Rotate List

Rotate List

What is this problem about?

The Rotate List interview question asks you to rotate a singly linked list to the right by k places. Rotating right by k means the last k nodes move to the front. For example, rotating 1→2→3→4→5 by 2 gives 4→5→1→2→3. The rotation must be done in-place by relinking nodes, not by copying values.

Why is this asked in interviews?

This problem is asked at Apple, Microsoft, Meta, Nvidia, Amazon, LinkedIn, Oracle, Google, Bloomberg, and Adobe because it tests linked list manipulation under a rotational constraint.
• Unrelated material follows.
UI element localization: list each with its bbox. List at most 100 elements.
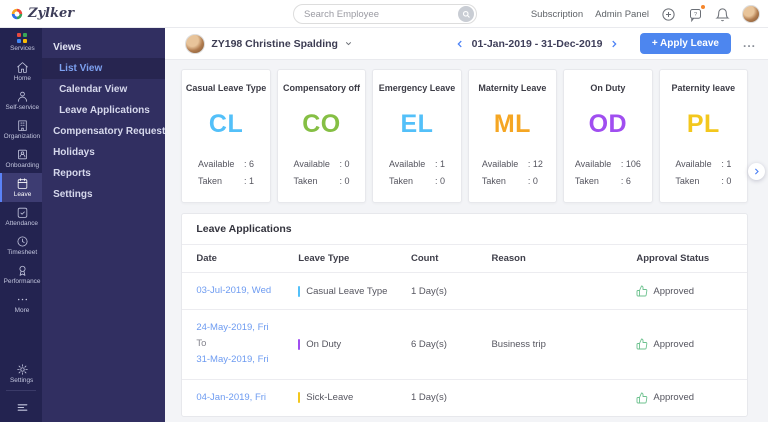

It requires computing the list length (to handle k ≥ n via modulo), finding the new tail position, and relinking the list into a ring and then cutting it at the correct point. It builds on the "find k-th from end" pattern but with ring formation.

Algorithmic pattern used

The pattern is ring formation and cutting. Traverse the list to find its length n and the tail node. Compute effective rotation: k = k % n (if 0, return head unchanged). The new tail is at position n - k - 1 from the start (0-indexed). Connect the tail of the list to the head (form a ring), advance to position n - k - 1, set the new head as new_tail.next, and set new_tail.next = None.

Example explanation

List: 1 → 2 → 3 → 4 → 5, k = 2.

Length n = 5. Effective k = 2 % 5 = 2. New tail position: 5 - 2 - 1 = 2 (0-indexed) → node with value 3.

Form ring: 5 → 1 (link tail to head). Traverse to position 2 (node 3): new_tail = 3. New head = new_tail.next = 4. Set new_tail.next = None: 3 → None.

Result: 4 → 5 → 1 → 2 → 3.

Common mistakes candidates make

• Not reducing k modulo n — if k equals n, the list should be returned unchanged.
• Off-by-one in the new tail position — the new tail is at n - k - 1, not n - k.
• Forgetting to set the new tail's next to None, leaving a cycle in the list.
• Not handling an empty list or single-node list.

Interview preparation tip

For the Rotate List coding problem, the linked list and two-pointer interview pattern with ring formation is the approach. Practice finding the new tail index n - k - 1 carefully — it is the most error-prone step. Morgan Stanley and Nvidia interviewers often focus on k > n edge cases — always compute k % n first. Draw the before/after pointer diagram for a 5-node list rotated by 2 to internalize the index math.